1) Meeting Organizer. The organizer is in charge of – you guessed it – organizing the meeting. This includes:
- Finding a time and call platform that is suitable for everyone.
- Arranging to record the call, if necessary.
- Compiling a clear agenda, with ever participant’s role outlined. For instance, who is going to lead the call? Is Mike expected to present a five-minute update on the new project in Ghana? Is Sonia supposed to introduce the new consultant who has joined her team?
- Sending out an email to each participant with the agenda and ALL the details required to call in. (There is nothing more irritating than confused participants frantically calling people who have already dialed in to get call numbers, IP addresses, codes, etc.)
- Coordinating with the call leader to make sure that any documents or visual aids for the meeting can be accessed by each participant.
2) Meeting Leader. The leader is in charge of running the meeting. The leader is the key to making sure the call stays on track, so pick someone who is friendly enough to break the ice yet firm enough to rein in digressions. The leader’s responsibilities include:
- Making sure everyone is present at the beginning of the call.
- Greeting all the participants, introducing new members, and briefly outlining the agenda.
- Passing the virtual “baton” on to the person in charge of the next segment.
- Making sure everyone provides feedback for important sections. (“Does anyone have any questions?”; “This is important news. Let’s get everyone’s thoughts. Maria, what do you think?”)

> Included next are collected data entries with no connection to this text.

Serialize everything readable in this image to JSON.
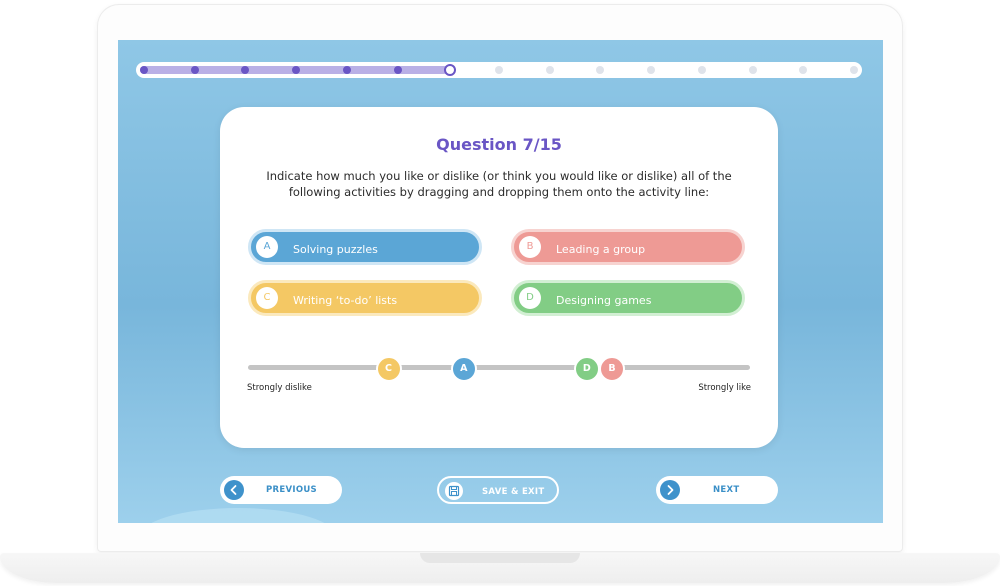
{
  "progress": {
    "current": 7,
    "total": 15
  },
  "question": {
    "title": "Question 7/15",
    "text": "Indicate how much you like or dislike (or think you would like or dislike) all of the following activities by dragging and dropping them onto the activity line:"
  },
  "options": [
    {
      "letter": "A",
      "label": "Solving puzzles",
      "color": "#5ba6d6",
      "border": "#cfe6f5",
      "letter_color": "#5ba6d6"
    },
    {
      "letter": "B",
      "label": "Leading a group",
      "color": "#ee9a95",
      "border": "#f7d3d0",
      "letter_color": "#ee9a95"
    },
    {
      "letter": "C",
      "label": "Writing ‘to-do’ lists",
      "color": "#f4c864",
      "border": "#fbe9bd",
      "letter_color": "#f4c864"
    },
    {
      "letter": "D",
      "label": "Designing games",
      "color": "#82cd85",
      "border": "#d2efd3",
      "letter_color": "#82cd85"
    }
  ],
  "scale": {
    "min_label": "Strongly dislike",
    "max_label": "Strongly like",
    "positions": {
      "C": 0.28,
      "A": 0.43,
      "D": 0.675,
      "B": 0.725
    }
  },
  "nav": {
    "previous": "PREVIOUS",
    "save_exit": "SAVE & EXIT",
    "next": "NEXT"
  },
  "icons": {
    "previous": "chevron-left-icon",
    "save": "save-icon",
    "next": "chevron-right-icon"
  }
}
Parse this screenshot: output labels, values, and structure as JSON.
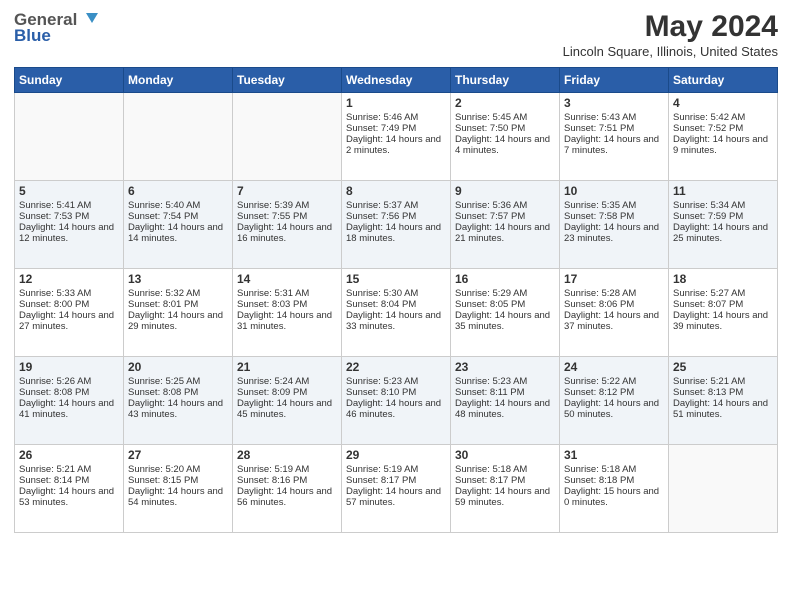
{
  "header": {
    "logo_general": "General",
    "logo_blue": "Blue",
    "month_title": "May 2024",
    "location": "Lincoln Square, Illinois, United States"
  },
  "days_of_week": [
    "Sunday",
    "Monday",
    "Tuesday",
    "Wednesday",
    "Thursday",
    "Friday",
    "Saturday"
  ],
  "weeks": [
    [
      {
        "day": "",
        "info": ""
      },
      {
        "day": "",
        "info": ""
      },
      {
        "day": "",
        "info": ""
      },
      {
        "day": "1",
        "sunrise": "Sunrise: 5:46 AM",
        "sunset": "Sunset: 7:49 PM",
        "daylight": "Daylight: 14 hours and 2 minutes."
      },
      {
        "day": "2",
        "sunrise": "Sunrise: 5:45 AM",
        "sunset": "Sunset: 7:50 PM",
        "daylight": "Daylight: 14 hours and 4 minutes."
      },
      {
        "day": "3",
        "sunrise": "Sunrise: 5:43 AM",
        "sunset": "Sunset: 7:51 PM",
        "daylight": "Daylight: 14 hours and 7 minutes."
      },
      {
        "day": "4",
        "sunrise": "Sunrise: 5:42 AM",
        "sunset": "Sunset: 7:52 PM",
        "daylight": "Daylight: 14 hours and 9 minutes."
      }
    ],
    [
      {
        "day": "5",
        "sunrise": "Sunrise: 5:41 AM",
        "sunset": "Sunset: 7:53 PM",
        "daylight": "Daylight: 14 hours and 12 minutes."
      },
      {
        "day": "6",
        "sunrise": "Sunrise: 5:40 AM",
        "sunset": "Sunset: 7:54 PM",
        "daylight": "Daylight: 14 hours and 14 minutes."
      },
      {
        "day": "7",
        "sunrise": "Sunrise: 5:39 AM",
        "sunset": "Sunset: 7:55 PM",
        "daylight": "Daylight: 14 hours and 16 minutes."
      },
      {
        "day": "8",
        "sunrise": "Sunrise: 5:37 AM",
        "sunset": "Sunset: 7:56 PM",
        "daylight": "Daylight: 14 hours and 18 minutes."
      },
      {
        "day": "9",
        "sunrise": "Sunrise: 5:36 AM",
        "sunset": "Sunset: 7:57 PM",
        "daylight": "Daylight: 14 hours and 21 minutes."
      },
      {
        "day": "10",
        "sunrise": "Sunrise: 5:35 AM",
        "sunset": "Sunset: 7:58 PM",
        "daylight": "Daylight: 14 hours and 23 minutes."
      },
      {
        "day": "11",
        "sunrise": "Sunrise: 5:34 AM",
        "sunset": "Sunset: 7:59 PM",
        "daylight": "Daylight: 14 hours and 25 minutes."
      }
    ],
    [
      {
        "day": "12",
        "sunrise": "Sunrise: 5:33 AM",
        "sunset": "Sunset: 8:00 PM",
        "daylight": "Daylight: 14 hours and 27 minutes."
      },
      {
        "day": "13",
        "sunrise": "Sunrise: 5:32 AM",
        "sunset": "Sunset: 8:01 PM",
        "daylight": "Daylight: 14 hours and 29 minutes."
      },
      {
        "day": "14",
        "sunrise": "Sunrise: 5:31 AM",
        "sunset": "Sunset: 8:03 PM",
        "daylight": "Daylight: 14 hours and 31 minutes."
      },
      {
        "day": "15",
        "sunrise": "Sunrise: 5:30 AM",
        "sunset": "Sunset: 8:04 PM",
        "daylight": "Daylight: 14 hours and 33 minutes."
      },
      {
        "day": "16",
        "sunrise": "Sunrise: 5:29 AM",
        "sunset": "Sunset: 8:05 PM",
        "daylight": "Daylight: 14 hours and 35 minutes."
      },
      {
        "day": "17",
        "sunrise": "Sunrise: 5:28 AM",
        "sunset": "Sunset: 8:06 PM",
        "daylight": "Daylight: 14 hours and 37 minutes."
      },
      {
        "day": "18",
        "sunrise": "Sunrise: 5:27 AM",
        "sunset": "Sunset: 8:07 PM",
        "daylight": "Daylight: 14 hours and 39 minutes."
      }
    ],
    [
      {
        "day": "19",
        "sunrise": "Sunrise: 5:26 AM",
        "sunset": "Sunset: 8:08 PM",
        "daylight": "Daylight: 14 hours and 41 minutes."
      },
      {
        "day": "20",
        "sunrise": "Sunrise: 5:25 AM",
        "sunset": "Sunset: 8:08 PM",
        "daylight": "Daylight: 14 hours and 43 minutes."
      },
      {
        "day": "21",
        "sunrise": "Sunrise: 5:24 AM",
        "sunset": "Sunset: 8:09 PM",
        "daylight": "Daylight: 14 hours and 45 minutes."
      },
      {
        "day": "22",
        "sunrise": "Sunrise: 5:23 AM",
        "sunset": "Sunset: 8:10 PM",
        "daylight": "Daylight: 14 hours and 46 minutes."
      },
      {
        "day": "23",
        "sunrise": "Sunrise: 5:23 AM",
        "sunset": "Sunset: 8:11 PM",
        "daylight": "Daylight: 14 hours and 48 minutes."
      },
      {
        "day": "24",
        "sunrise": "Sunrise: 5:22 AM",
        "sunset": "Sunset: 8:12 PM",
        "daylight": "Daylight: 14 hours and 50 minutes."
      },
      {
        "day": "25",
        "sunrise": "Sunrise: 5:21 AM",
        "sunset": "Sunset: 8:13 PM",
        "daylight": "Daylight: 14 hours and 51 minutes."
      }
    ],
    [
      {
        "day": "26",
        "sunrise": "Sunrise: 5:21 AM",
        "sunset": "Sunset: 8:14 PM",
        "daylight": "Daylight: 14 hours and 53 minutes."
      },
      {
        "day": "27",
        "sunrise": "Sunrise: 5:20 AM",
        "sunset": "Sunset: 8:15 PM",
        "daylight": "Daylight: 14 hours and 54 minutes."
      },
      {
        "day": "28",
        "sunrise": "Sunrise: 5:19 AM",
        "sunset": "Sunset: 8:16 PM",
        "daylight": "Daylight: 14 hours and 56 minutes."
      },
      {
        "day": "29",
        "sunrise": "Sunrise: 5:19 AM",
        "sunset": "Sunset: 8:17 PM",
        "daylight": "Daylight: 14 hours and 57 minutes."
      },
      {
        "day": "30",
        "sunrise": "Sunrise: 5:18 AM",
        "sunset": "Sunset: 8:17 PM",
        "daylight": "Daylight: 14 hours and 59 minutes."
      },
      {
        "day": "31",
        "sunrise": "Sunrise: 5:18 AM",
        "sunset": "Sunset: 8:18 PM",
        "daylight": "Daylight: 15 hours and 0 minutes."
      },
      {
        "day": "",
        "info": ""
      }
    ]
  ]
}
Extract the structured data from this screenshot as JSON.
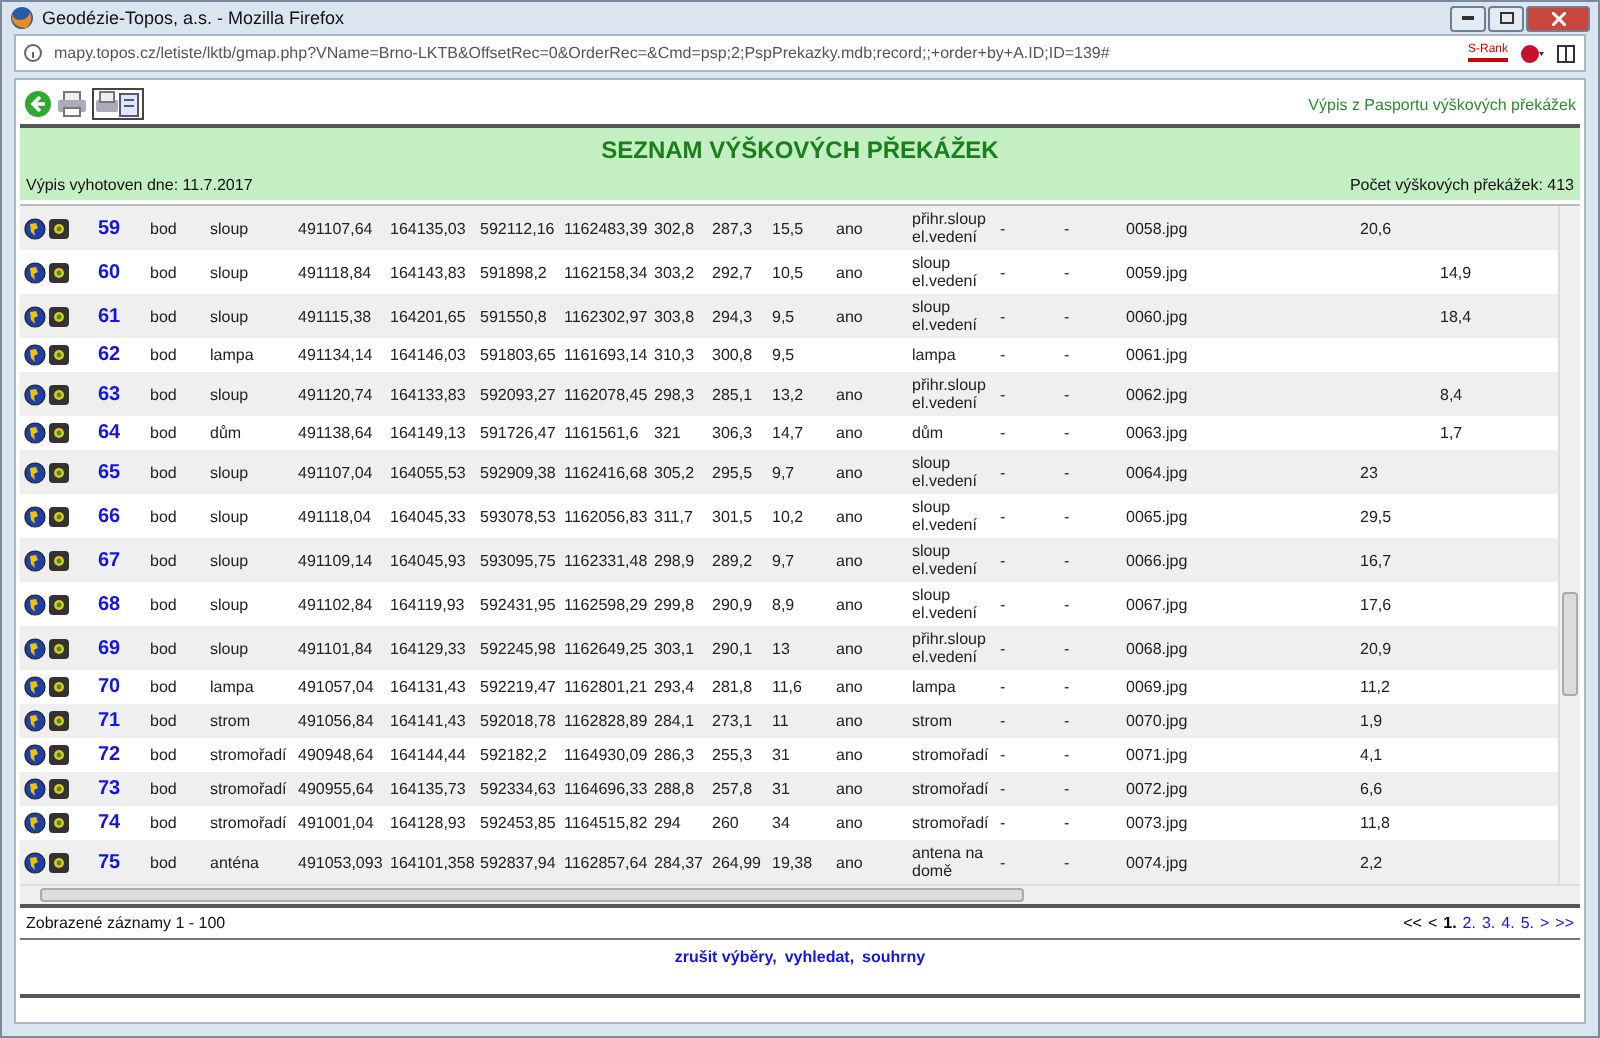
{
  "window": {
    "title": "Geodézie-Topos, a.s. - Mozilla Firefox"
  },
  "address_bar": {
    "url": "mapy.topos.cz/letiste/lktb/gmap.php?VName=Brno-LKTB&OffsetRec=0&OrderRec=&Cmd=psp;2;PspPrekazky.mdb;record;;+order+by+A.ID;ID=139#",
    "badge": "S-Rank"
  },
  "toolbar": {
    "link": "Výpis z Pasportu výškových překážek"
  },
  "header": {
    "title": "SEZNAM VÝŠKOVÝCH PŘEKÁŽEK",
    "date": "Výpis vyhotoven dne: 11.7.2017",
    "count": "Počet výškových překážek: 413"
  },
  "table": {
    "rows": [
      {
        "number": "59",
        "column_3": "bod",
        "column_4": "sloup",
        "column_5": "491107,64",
        "column_6": "164135,03",
        "column_7": "592112,16",
        "column_8": "1162483,39",
        "column_9": "302,8",
        "column_10": "287,3",
        "column_11": "15,5",
        "column_12": "ano",
        "column_13": "přihr.sloup el.vedení",
        "column_14": "-",
        "column_15": "-",
        "column_16": "0058.jpg",
        "column_17": "20,6"
      },
      {
        "number": "60",
        "column_3": "bod",
        "column_4": "sloup",
        "column_5": "491118,84",
        "column_6": "164143,83",
        "column_7": "591898,2",
        "column_8": "1162158,34",
        "column_9": "303,2",
        "column_10": "292,7",
        "column_11": "10,5",
        "column_12": "ano",
        "column_13": "sloup el.vedení",
        "column_14": "-",
        "column_15": "-",
        "column_16": "0059.jpg",
        "column_18": "14,9"
      },
      {
        "number": "61",
        "column_3": "bod",
        "column_4": "sloup",
        "column_5": "491115,38",
        "column_6": "164201,65",
        "column_7": "591550,8",
        "column_8": "1162302,97",
        "column_9": "303,8",
        "column_10": "294,3",
        "column_11": "9,5",
        "column_12": "ano",
        "column_13": "sloup el.vedení",
        "column_14": "-",
        "column_15": "-",
        "column_16": "0060.jpg",
        "column_18": "18,4"
      },
      {
        "number": "62",
        "column_3": "bod",
        "column_4": "lampa",
        "column_5": "491134,14",
        "column_6": "164146,03",
        "column_7": "591803,65",
        "column_8": "1161693,14",
        "column_9": "310,3",
        "column_10": "300,8",
        "column_11": "9,5",
        "column_13": "lampa",
        "column_14": "-",
        "column_15": "-",
        "column_16": "0061.jpg"
      },
      {
        "number": "63",
        "column_3": "bod",
        "column_4": "sloup",
        "column_5": "491120,74",
        "column_6": "164133,83",
        "column_7": "592093,27",
        "column_8": "1162078,45",
        "column_9": "298,3",
        "column_10": "285,1",
        "column_11": "13,2",
        "column_12": "ano",
        "column_13": "přihr.sloup el.vedení",
        "column_14": "-",
        "column_15": "-",
        "column_16": "0062.jpg",
        "column_18": "8,4"
      },
      {
        "number": "64",
        "column_3": "bod",
        "column_4": "dům",
        "column_5": "491138,64",
        "column_6": "164149,13",
        "column_7": "591726,47",
        "column_8": "1161561,6",
        "column_9": "321",
        "column_10": "306,3",
        "column_11": "14,7",
        "column_12": "ano",
        "column_13": "dům",
        "column_14": "-",
        "column_15": "-",
        "column_16": "0063.jpg",
        "column_18": "1,7"
      },
      {
        "number": "65",
        "column_3": "bod",
        "column_4": "sloup",
        "column_5": "491107,04",
        "column_6": "164055,53",
        "column_7": "592909,38",
        "column_8": "1162416,68",
        "column_9": "305,2",
        "column_10": "295,5",
        "column_11": "9,7",
        "column_12": "ano",
        "column_13": "sloup el.vedení",
        "column_14": "-",
        "column_15": "-",
        "column_16": "0064.jpg",
        "column_17": "23"
      },
      {
        "number": "66",
        "column_3": "bod",
        "column_4": "sloup",
        "column_5": "491118,04",
        "column_6": "164045,33",
        "column_7": "593078,53",
        "column_8": "1162056,83",
        "column_9": "311,7",
        "column_10": "301,5",
        "column_11": "10,2",
        "column_12": "ano",
        "column_13": "sloup el.vedení",
        "column_14": "-",
        "column_15": "-",
        "column_16": "0065.jpg",
        "column_17": "29,5"
      },
      {
        "number": "67",
        "column_3": "bod",
        "column_4": "sloup",
        "column_5": "491109,14",
        "column_6": "164045,93",
        "column_7": "593095,75",
        "column_8": "1162331,48",
        "column_9": "298,9",
        "column_10": "289,2",
        "column_11": "9,7",
        "column_12": "ano",
        "column_13": "sloup el.vedení",
        "column_14": "-",
        "column_15": "-",
        "column_16": "0066.jpg",
        "column_17": "16,7"
      },
      {
        "number": "68",
        "column_3": "bod",
        "column_4": "sloup",
        "column_5": "491102,84",
        "column_6": "164119,93",
        "column_7": "592431,95",
        "column_8": "1162598,29",
        "column_9": "299,8",
        "column_10": "290,9",
        "column_11": "8,9",
        "column_12": "ano",
        "column_13": "sloup el.vedení",
        "column_14": "-",
        "column_15": "-",
        "column_16": "0067.jpg",
        "column_17": "17,6"
      },
      {
        "number": "69",
        "column_3": "bod",
        "column_4": "sloup",
        "column_5": "491101,84",
        "column_6": "164129,33",
        "column_7": "592245,98",
        "column_8": "1162649,25",
        "column_9": "303,1",
        "column_10": "290,1",
        "column_11": "13",
        "column_12": "ano",
        "column_13": "přihr.sloup el.vedení",
        "column_14": "-",
        "column_15": "-",
        "column_16": "0068.jpg",
        "column_17": "20,9"
      },
      {
        "number": "70",
        "column_3": "bod",
        "column_4": "lampa",
        "column_5": "491057,04",
        "column_6": "164131,43",
        "column_7": "592219,47",
        "column_8": "1162801,21",
        "column_9": "293,4",
        "column_10": "281,8",
        "column_11": "11,6",
        "column_12": "ano",
        "column_13": "lampa",
        "column_14": "-",
        "column_15": "-",
        "column_16": "0069.jpg",
        "column_17": "11,2"
      },
      {
        "number": "71",
        "column_3": "bod",
        "column_4": "strom",
        "column_5": "491056,84",
        "column_6": "164141,43",
        "column_7": "592018,78",
        "column_8": "1162828,89",
        "column_9": "284,1",
        "column_10": "273,1",
        "column_11": "11",
        "column_12": "ano",
        "column_13": "strom",
        "column_14": "-",
        "column_15": "-",
        "column_16": "0070.jpg",
        "column_17": "1,9"
      },
      {
        "number": "72",
        "column_3": "bod",
        "column_4": "stromořadí",
        "column_5": "490948,64",
        "column_6": "164144,44",
        "column_7": "592182,2",
        "column_8": "1164930,09",
        "column_9": "286,3",
        "column_10": "255,3",
        "column_11": "31",
        "column_12": "ano",
        "column_13": "stromořadí",
        "column_14": "-",
        "column_15": "-",
        "column_16": "0071.jpg",
        "column_17": "4,1"
      },
      {
        "number": "73",
        "column_3": "bod",
        "column_4": "stromořadí",
        "column_5": "490955,64",
        "column_6": "164135,73",
        "column_7": "592334,63",
        "column_8": "1164696,33",
        "column_9": "288,8",
        "column_10": "257,8",
        "column_11": "31",
        "column_12": "ano",
        "column_13": "stromořadí",
        "column_14": "-",
        "column_15": "-",
        "column_16": "0072.jpg",
        "column_17": "6,6"
      },
      {
        "number": "74",
        "column_3": "bod",
        "column_4": "stromořadí",
        "column_5": "491001,04",
        "column_6": "164128,93",
        "column_7": "592453,85",
        "column_8": "1164515,82",
        "column_9": "294",
        "column_10": "260",
        "column_11": "34",
        "column_12": "ano",
        "column_13": "stromořadí",
        "column_14": "-",
        "column_15": "-",
        "column_16": "0073.jpg",
        "column_17": "11,8"
      },
      {
        "number": "75",
        "column_3": "bod",
        "column_4": "anténa",
        "column_5": "491053,093",
        "column_6": "164101,358",
        "column_7": "592837,94",
        "column_8": "1162857,64",
        "column_9": "284,37",
        "column_10": "264,99",
        "column_11": "19,38",
        "column_12": "ano",
        "column_13": "antena na domě",
        "column_14": "-",
        "column_15": "-",
        "column_16": "0074.jpg",
        "column_17": "2,2"
      }
    ]
  },
  "records": "Zobrazené záznamy 1 - 100",
  "pager": [
    {
      "label": "<<",
      "disabled": true,
      "selected": false
    },
    {
      "label": "<",
      "disabled": true,
      "selected": false
    },
    {
      "label": "1.",
      "disabled": false,
      "selected": true
    },
    {
      "label": "2.",
      "disabled": false,
      "selected": false
    },
    {
      "label": "3.",
      "disabled": false,
      "selected": false
    },
    {
      "label": "4.",
      "disabled": false,
      "selected": false
    },
    {
      "label": "5.",
      "disabled": false,
      "selected": false
    },
    {
      "label": ">",
      "disabled": false,
      "selected": false
    },
    {
      "label": ">>",
      "disabled": false,
      "selected": false
    }
  ],
  "footer_links": [
    "zrušit výběry,",
    "vyhledat,",
    "souhrny"
  ]
}
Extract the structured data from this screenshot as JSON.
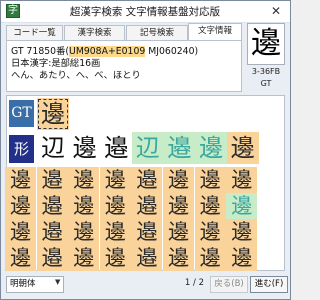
{
  "window": {
    "title": "超漢字検索 文字情報基盤対応版",
    "close_label": "✕"
  },
  "tabs": [
    "コード一覧",
    "漢字検索",
    "記号検索",
    "文字情報"
  ],
  "info": {
    "line1_prefix": "GT 71850番(",
    "line1_highlight": "UM908A+E0109",
    "line1_suffix": " MJ060240)",
    "line2": "日本漢字:是部総16画",
    "line3": "へん、あたり、へ、べ、ほとり"
  },
  "glyph": {
    "char": "邊",
    "code": "3-36FB",
    "source": "GT"
  },
  "badges": {
    "gt": "GT",
    "kei": "形"
  },
  "grid": {
    "row0": [
      {
        "ch": "邊",
        "style": "o",
        "sel": true
      }
    ],
    "row1": [
      {
        "ch": "辺",
        "style": "w"
      },
      {
        "ch": "邊",
        "style": "w"
      },
      {
        "ch": "邉",
        "style": "w"
      },
      {
        "ch": "辺",
        "style": "g"
      },
      {
        "ch": "邉",
        "style": "g"
      },
      {
        "ch": "邊",
        "style": "g"
      },
      {
        "ch": "邊",
        "style": "o"
      }
    ],
    "rows": [
      [
        {
          "ch": "邊",
          "style": "o"
        },
        {
          "ch": "邉",
          "style": "o"
        },
        {
          "ch": "邊",
          "style": "o"
        },
        {
          "ch": "邊",
          "style": "o"
        },
        {
          "ch": "邉",
          "style": "o"
        },
        {
          "ch": "邊",
          "style": "o"
        },
        {
          "ch": "邊",
          "style": "o"
        },
        {
          "ch": "邊",
          "style": "o"
        }
      ],
      [
        {
          "ch": "邊",
          "style": "o"
        },
        {
          "ch": "邉",
          "style": "o"
        },
        {
          "ch": "邊",
          "style": "o"
        },
        {
          "ch": "邊",
          "style": "o"
        },
        {
          "ch": "邉",
          "style": "o"
        },
        {
          "ch": "邊",
          "style": "o"
        },
        {
          "ch": "邊",
          "style": "o"
        },
        {
          "ch": "邊",
          "style": "g"
        }
      ],
      [
        {
          "ch": "邊",
          "style": "o"
        },
        {
          "ch": "邉",
          "style": "o"
        },
        {
          "ch": "邊",
          "style": "o"
        },
        {
          "ch": "邊",
          "style": "o"
        },
        {
          "ch": "邉",
          "style": "o"
        },
        {
          "ch": "邊",
          "style": "o"
        },
        {
          "ch": "邊",
          "style": "o"
        },
        {
          "ch": "邊",
          "style": "o"
        }
      ],
      [
        {
          "ch": "邊",
          "style": "o"
        },
        {
          "ch": "邉",
          "style": "o"
        },
        {
          "ch": "邊",
          "style": "o"
        },
        {
          "ch": "邊",
          "style": "o"
        },
        {
          "ch": "邉",
          "style": "o"
        },
        {
          "ch": "邊",
          "style": "o"
        },
        {
          "ch": "邊",
          "style": "o"
        },
        {
          "ch": "邊",
          "style": "o"
        }
      ]
    ]
  },
  "footer": {
    "font_select": "明朝体",
    "page": "1 / 2",
    "prev_label": "戻る(B)",
    "next_label": "進む(F)"
  },
  "colors": {
    "orange": "#f9d39a",
    "green": "#c8ecc8",
    "gt_badge": "#3a6ea8",
    "kei_badge": "#23308a"
  }
}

- Transitioning to the next segment. This includes asking participants to conclude and move on if too much time is being spent on one topic.
- Verbalizing what documents/visual aids the participants should be seeing on their screens during the meeting.
- Sending out a summary of the meeting the day after the call: who attended the call, key discussion points, decisions taken, actionables, timelines, responsibles, etc.)
3) Meeting Participants: Yes, the rest of us play a role too! The meeting agenda should also state what is expected of the call participants. Responsibilities include:
- Dialing in five minutes before the call to make sure they’re not facing any technical difficulties.
- Having the agenda and all relevant documents open in front of them before the call begins.
- Preparing for a short presentation if the agenda requests it.
4) Meeting Note-Taker: This is an optional role. If the call is being recorded, the meeting notes can be compiled later. If not, the note-taker needs to note down meeting participants, important points, decisions, actionables, timelines, responsibles, etc.)
Finally, remember less is more. Don’t set up too many meetings that involve all and sundry no matter what the agenda. Conference call fatigue is a real phenomenon. Have meetings only when you actually need them, and invite participants based on the agenda.